Friday, May 23, 2008

Library Fodder- 1001 Books

I'm sort of at an impasse on my reading list. The list hasn't disappeared, but sometimes my interest has waned. Like my Netflix queue, my public library wait list can get a little stale. So the great NY Times review Volumes to go Before You Die came just in the nick of time.

It's not the book, 1001 Books You Must Read Before You Die, so much as The List.

The book is British. Of course. The British love literary lists and the fights they provoke, so much so that they divide candidates for the Man Booker Prize into shortlist books and longlist books. In this instance Peter Boxall, who teaches English at Sussex University, asked 105 critics, editors and academics — mostly obscure — to submit lists of great novels, from which he assembled his supposedly mandatory reading list of one thousand and one. Quintessence, the British publishers, later decided that “books” worked better than “novels” in the title.

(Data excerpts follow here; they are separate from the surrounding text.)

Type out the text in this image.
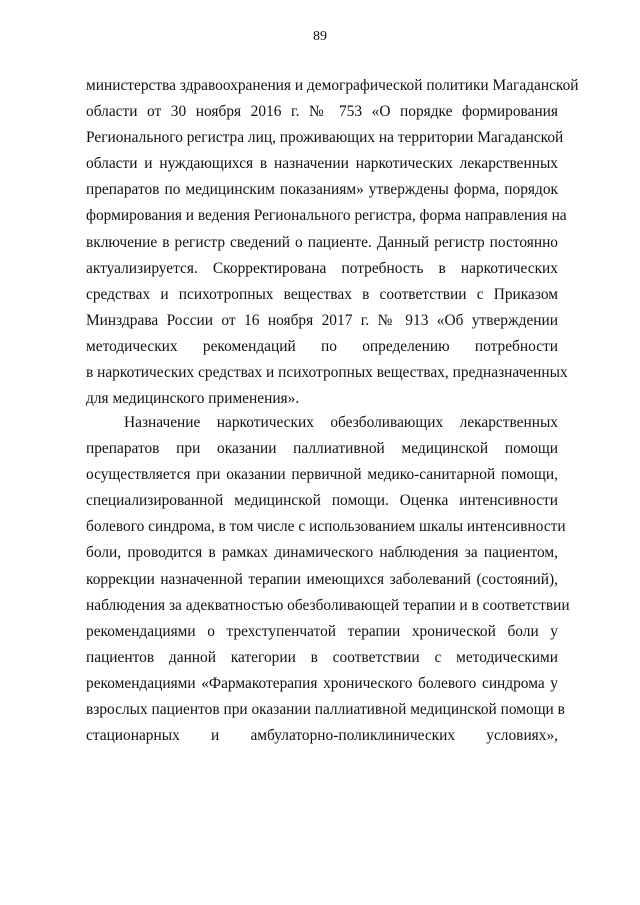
89
министерства здравоохранения и демографической политики Магаданской
области от 30 ноября 2016 г. № 753 «О порядке формирования
Регионального регистра лиц, проживающих на территории Магаданской
области и нуждающихся в назначении наркотических лекарственных
препаратов по медицинским показаниям» утверждены форма, порядок
формирования и ведения Регионального регистра, форма направления на
включение в регистр сведений о пациенте. Данный регистр постоянно
актуализируется. Скорректирована потребность в наркотических
средствах и психотропных веществах в соответствии с Приказом
Минздрава России от 16 ноября 2017 г. № 913 «Об утверждении
методических рекомендаций по определению потребности
в наркотических средствах и психотропных веществах, предназначенных
для медицинского применения».
Назначение наркотических обезболивающих лекарственных
препаратов при оказании паллиативной медицинской помощи
осуществляется при оказании первичной медико-санитарной помощи,
специализированной медицинской помощи. Оценка интенсивности
болевого синдрома, в том числе с использованием шкалы интенсивности
боли, проводится в рамках динамического наблюдения за пациентом,
коррекции назначенной терапии имеющихся заболеваний (состояний),
наблюдения за адекватностью обезболивающей терапии и в соответствии
рекомендациями о трехступенчатой терапии хронической боли у
пациентов данной категории в соответствии с методическими
рекомендациями «Фармакотерапия хронического болевого синдрома у
взрослых пациентов при оказании паллиативной медицинской помощи в
стационарных и амбулаторно-поликлинических условиях»,
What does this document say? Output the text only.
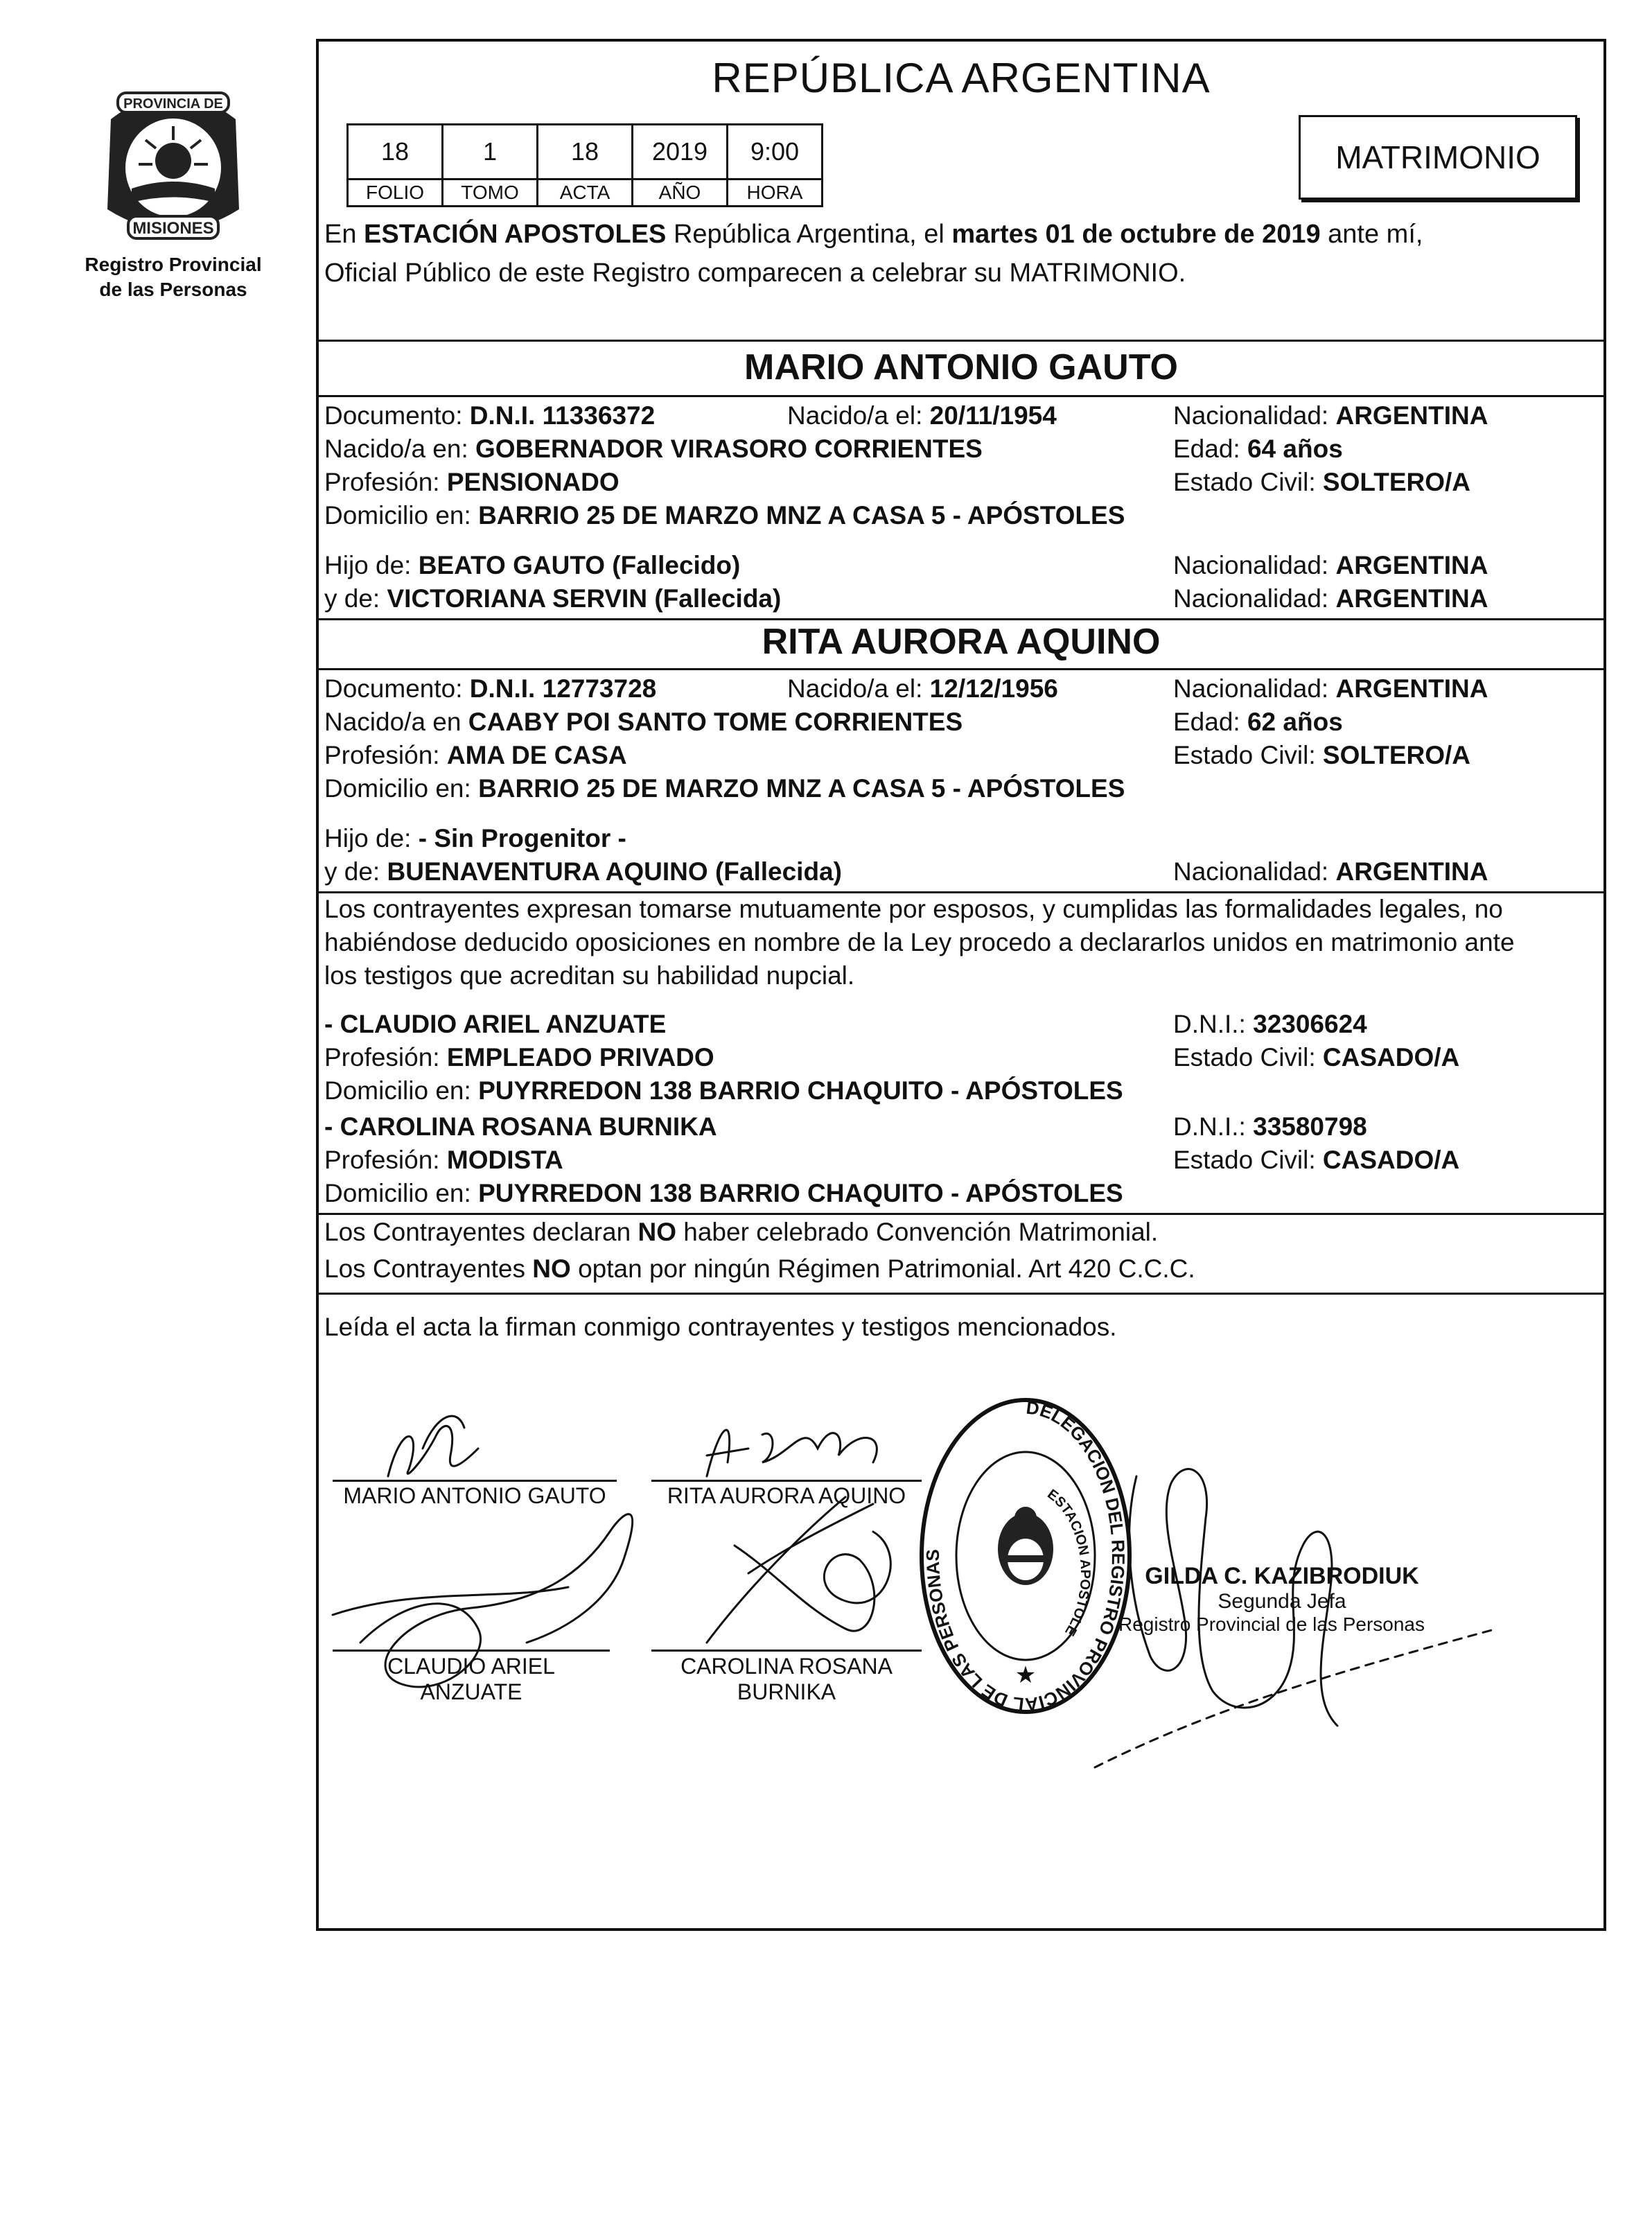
PROVINCIA DE
MISIONES
Registro Provincial
de las Personas
REPÚBLICA ARGENTINA
18	1	18	2019	9:00
FOLIO	TOMO	ACTA	AÑO	HORA
MATRIMONIO
En ESTACIÓN APOSTOLES República Argentina, el martes 01 de octubre de 2019 ante mí,
Oficial Público de este Registro comparecen a celebrar su MATRIMONIO.
MARIO ANTONIO GAUTO
Documento: D.N.I. 11336372	Nacido/a el: 20/11/1954	Nacionalidad: ARGENTINA
Nacido/a en: GOBERNADOR VIRASORO CORRIENTES	Edad: 64 años
Profesión: PENSIONADO	Estado Civil: SOLTERO/A
Domicilio en: BARRIO 25 DE MARZO MNZ A CASA 5 - APÓSTOLES
Hijo de: BEATO GAUTO (Fallecido)	Nacionalidad: ARGENTINA
y de: VICTORIANA SERVIN (Fallecida)	Nacionalidad: ARGENTINA
RITA AURORA AQUINO
Documento: D.N.I. 12773728	Nacido/a el: 12/12/1956	Nacionalidad: ARGENTINA
Nacido/a en CAABY POI SANTO TOME CORRIENTES	Edad: 62 años
Profesión: AMA DE CASA	Estado Civil: SOLTERO/A
Domicilio en: BARRIO 25 DE MARZO MNZ A CASA 5 - APÓSTOLES
Hijo de: - Sin Progenitor -
y de: BUENAVENTURA AQUINO (Fallecida)	Nacionalidad: ARGENTINA
Los contrayentes expresan tomarse mutuamente por esposos, y cumplidas las formalidades legales, no
habiéndose deducido oposiciones en nombre de la Ley procedo a declararlos unidos en matrimonio ante
los testigos que acreditan su habilidad nupcial.
- CLAUDIO ARIEL ANZUATE	D.N.I.: 32306624
Profesión: EMPLEADO PRIVADO	Estado Civil: CASADO/A
Domicilio en: PUYRREDON 138 BARRIO CHAQUITO - APÓSTOLES
- CAROLINA ROSANA BURNIKA	D.N.I.: 33580798
Profesión: MODISTA	Estado Civil: CASADO/A
Domicilio en: PUYRREDON 138 BARRIO CHAQUITO - APÓSTOLES
Los Contrayentes declaran NO haber celebrado Convención Matrimonial.
Los Contrayentes NO optan por ningún Régimen Patrimonial. Art 420 C.C.C.
Leída el acta la firman conmigo contrayentes y testigos mencionados.
MARIO ANTONIO GAUTO	RITA AURORA AQUINO
CLAUDIO ARIEL
ANZUATE
CAROLINA ROSANA
BURNIKA
DELEGACION DEL REGISTRO PROVINCIAL DE LAS PERSONAS
ESTACION APOSTOLE
★
GILDA C. KAZIBRODIUK
Segunda Jefa
Registro Provincial de las Personas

Even without Milton or Shakespeare, Professor Boxall has come up with a lot of books. Assume, for the sake of argument, that a reasonably well-educated person will have read a third of them. (My own score, tallied after I made this estimate, was 303.) That leaves 698 titles. An ambitious reader might finish off one a month without disrupting a personal reading program already in place. That means he or she would cross the finish line in the year 2063. At that point, upon reaching the last page of title No. 1,001, “Never Let Me Go” by Kazuo Ishiguro, death might come as a relief.


I haven't done a tally yet, though I suspect I'm more of a quarter to a third of the list through already (I've read Ian McEwan, but not eight of his novels). No matter, that leaves a good 700+ books to sift through and plug into the Brooklyn Public Library search page. I don't put much stake in the authority of these literary lists, but I do love finding new authors through them.

1 comment:

frugal zeitgeist said...

Aw, rats. I missed that article. I'll have to go digging around for it. Thanks for the heads up!